Check out Dart's iterators

Oliver Hunt oliver at
Sun Feb 10 14:05:28 PST 2013

On Feb 10, 2013, at 1:55 PM, Jason Orendorff <jason.orendorff at> wrote:

> On Sun, Feb 10, 2013 at 1:55 PM, Oliver Hunt <oliver at> wrote:
> I do dislike the exception based termination, I _think_ i'd prefer next() and hasNext() style iteration over exceptions, especially given that for the most part these are hidden by clean syntax.
> Yuck. Python's iterator protocol may be a bit ugly to consume, but it is nicer to implement than next/hasNext. (moveNext/current also seems a little easier to implement than next/hasNext.)

I'm fine with moveNext+current - i was simply meaning two functions are superior to one that may or may not throw, and may or may not be throwing something that may or may not be generator related.

> It turns out (at least in Python) that while you rarely have to directly implement the raw iterator protocol, you seriously almost *never* have to directly consume it. So it was the right design decision, in Python at least, to optimize the protocol for ease of use on the *implementing* side.

Sorry, I don't follow what you're saying here - which implementer? the language implementer or the developer? using the python example below your iterator would be:

function myCustomGenerator() {
    while (line = this.readline())
       yield line

The runtime then will ensure correct semantics.

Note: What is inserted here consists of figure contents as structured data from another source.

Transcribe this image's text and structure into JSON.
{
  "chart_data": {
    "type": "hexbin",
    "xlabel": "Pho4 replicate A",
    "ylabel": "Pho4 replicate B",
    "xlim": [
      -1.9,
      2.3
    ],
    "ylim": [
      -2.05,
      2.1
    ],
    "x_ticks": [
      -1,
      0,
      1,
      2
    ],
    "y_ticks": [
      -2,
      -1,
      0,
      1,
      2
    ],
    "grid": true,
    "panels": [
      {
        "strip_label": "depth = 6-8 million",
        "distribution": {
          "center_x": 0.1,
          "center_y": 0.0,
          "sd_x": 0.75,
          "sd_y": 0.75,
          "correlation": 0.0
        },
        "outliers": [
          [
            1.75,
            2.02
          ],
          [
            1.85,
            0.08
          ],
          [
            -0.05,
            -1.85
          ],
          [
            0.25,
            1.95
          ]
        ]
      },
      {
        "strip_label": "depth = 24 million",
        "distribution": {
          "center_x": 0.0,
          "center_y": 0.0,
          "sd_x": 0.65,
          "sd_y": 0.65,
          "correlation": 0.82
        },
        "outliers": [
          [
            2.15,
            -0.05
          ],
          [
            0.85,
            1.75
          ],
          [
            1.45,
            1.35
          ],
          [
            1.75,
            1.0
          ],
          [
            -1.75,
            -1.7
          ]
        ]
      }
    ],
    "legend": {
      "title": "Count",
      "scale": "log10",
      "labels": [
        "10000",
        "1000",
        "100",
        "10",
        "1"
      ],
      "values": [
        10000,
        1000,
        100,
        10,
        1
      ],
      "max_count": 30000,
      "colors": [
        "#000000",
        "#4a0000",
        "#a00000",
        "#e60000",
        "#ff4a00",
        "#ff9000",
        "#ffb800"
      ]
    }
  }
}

> For example. In Python, file objects are iterators. It works like this (only actually this is implemented in C, not Python):
>     class file:
>         ...
>         def __iter__(self):
>             return self
>         def next(self):
>             line = self.readline()
>             if line == '':
>                 throw StopIteration
>             return line
>         ...
> It's nice that the iterator protocol does not require the iterator to store the value across method calls, from hasNext() to next(). It's kind of nice, generally, not to have to worry, in the implementation of hasNext(), about whether or not next() was called since the last time hasNext() was called.
> Probably all this is down in the noise though.
> > My personal concern with all of these is how they deal with nested iterators.
> I see you've already taken this back, but here's what my answer would've been:
>     def iter_tree(node):
>         if node is not None:
>             for v in node.left:
>                 yield v
>             yield node.value
>             for v in node.right:
>                 yield v
> The low-level protocol just doesn't enter into it. The real APIs for working with Python iterators are yield, for-in, and itertools.